Predict the sample from the previous timestep by reversing the SDE. This function propagates the diffusion process from the learned model outputs (most often the predicted noise).

PARAMETER DESCRIPTION
model_output

The direct output from learned diffusion model.

TYPE: `ms.Tensor`

timestep

The current discrete timestep in the diffusion chain.

TYPE: `float`

sample

A current instance of a sample created by the diffusion process.

TYPE: `ms.Tensor`

eta

The weight of noise for added noise in diffusion step.

TYPE: `float` DEFAULT: 0.0

use_clipped_model_output

If True, computes "corrected" model_output from the clipped predicted original sample. Necessary because predicted original sample is clipped to [-1, 1] when self.config.clip_sample is True. If no clipping has happened, "corrected" model_output would coincide with the one provided as input and use_clipped_model_output has no effect.

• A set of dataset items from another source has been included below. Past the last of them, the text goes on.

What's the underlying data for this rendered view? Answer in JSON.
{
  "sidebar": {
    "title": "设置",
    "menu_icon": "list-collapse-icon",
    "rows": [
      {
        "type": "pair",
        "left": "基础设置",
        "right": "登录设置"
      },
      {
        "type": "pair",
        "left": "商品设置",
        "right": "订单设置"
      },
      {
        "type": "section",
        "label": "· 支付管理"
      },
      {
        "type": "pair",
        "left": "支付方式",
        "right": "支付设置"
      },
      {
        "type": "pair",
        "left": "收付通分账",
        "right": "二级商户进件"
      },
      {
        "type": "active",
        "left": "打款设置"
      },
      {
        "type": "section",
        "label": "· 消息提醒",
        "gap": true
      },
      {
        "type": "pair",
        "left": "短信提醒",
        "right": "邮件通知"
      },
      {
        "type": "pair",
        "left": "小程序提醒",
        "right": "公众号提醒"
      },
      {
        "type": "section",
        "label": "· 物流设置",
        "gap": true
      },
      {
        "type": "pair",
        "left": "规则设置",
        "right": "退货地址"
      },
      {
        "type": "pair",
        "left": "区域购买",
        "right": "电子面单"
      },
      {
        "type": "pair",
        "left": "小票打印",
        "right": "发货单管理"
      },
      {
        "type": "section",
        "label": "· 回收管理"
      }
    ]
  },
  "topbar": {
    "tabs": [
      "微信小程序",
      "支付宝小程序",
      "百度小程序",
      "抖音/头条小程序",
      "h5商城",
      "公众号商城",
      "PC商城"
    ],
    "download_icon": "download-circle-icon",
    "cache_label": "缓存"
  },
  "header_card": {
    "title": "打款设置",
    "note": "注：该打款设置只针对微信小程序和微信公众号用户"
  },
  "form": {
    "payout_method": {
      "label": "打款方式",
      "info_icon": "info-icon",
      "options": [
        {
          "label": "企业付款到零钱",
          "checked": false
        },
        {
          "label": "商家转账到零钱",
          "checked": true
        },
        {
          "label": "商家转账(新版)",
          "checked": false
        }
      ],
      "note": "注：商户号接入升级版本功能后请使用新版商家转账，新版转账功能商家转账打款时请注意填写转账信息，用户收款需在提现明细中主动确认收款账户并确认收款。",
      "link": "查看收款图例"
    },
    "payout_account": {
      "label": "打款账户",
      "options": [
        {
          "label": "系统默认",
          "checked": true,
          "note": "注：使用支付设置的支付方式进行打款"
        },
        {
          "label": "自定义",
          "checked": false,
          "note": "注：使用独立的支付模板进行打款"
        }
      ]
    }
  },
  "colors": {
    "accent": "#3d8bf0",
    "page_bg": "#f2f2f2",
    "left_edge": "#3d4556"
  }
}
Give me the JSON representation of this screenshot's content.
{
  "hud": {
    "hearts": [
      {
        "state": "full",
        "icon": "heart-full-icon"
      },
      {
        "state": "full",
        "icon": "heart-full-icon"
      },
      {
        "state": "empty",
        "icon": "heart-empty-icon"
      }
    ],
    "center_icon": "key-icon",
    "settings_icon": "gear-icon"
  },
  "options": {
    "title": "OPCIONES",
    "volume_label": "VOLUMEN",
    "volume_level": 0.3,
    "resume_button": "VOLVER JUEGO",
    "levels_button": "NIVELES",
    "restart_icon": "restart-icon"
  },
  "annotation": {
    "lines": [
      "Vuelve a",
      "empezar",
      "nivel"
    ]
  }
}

TYPE: `bool`, defaults to `False` DEFAULT: False

generator

A random number generator.

TYPE: `np.random.Generator`, *optional* DEFAULT: None

variance_noise

Alternative to generating noise with generator by directly providing the noise for the variance itself. Useful for methods such as [CycleDiffusion].

TYPE: `ms.Tensor` DEFAULT: None

return_dict

Whether or not to return a [~schedulers.scheduling_ddim.DDIMSchedulerOutput] or tuple.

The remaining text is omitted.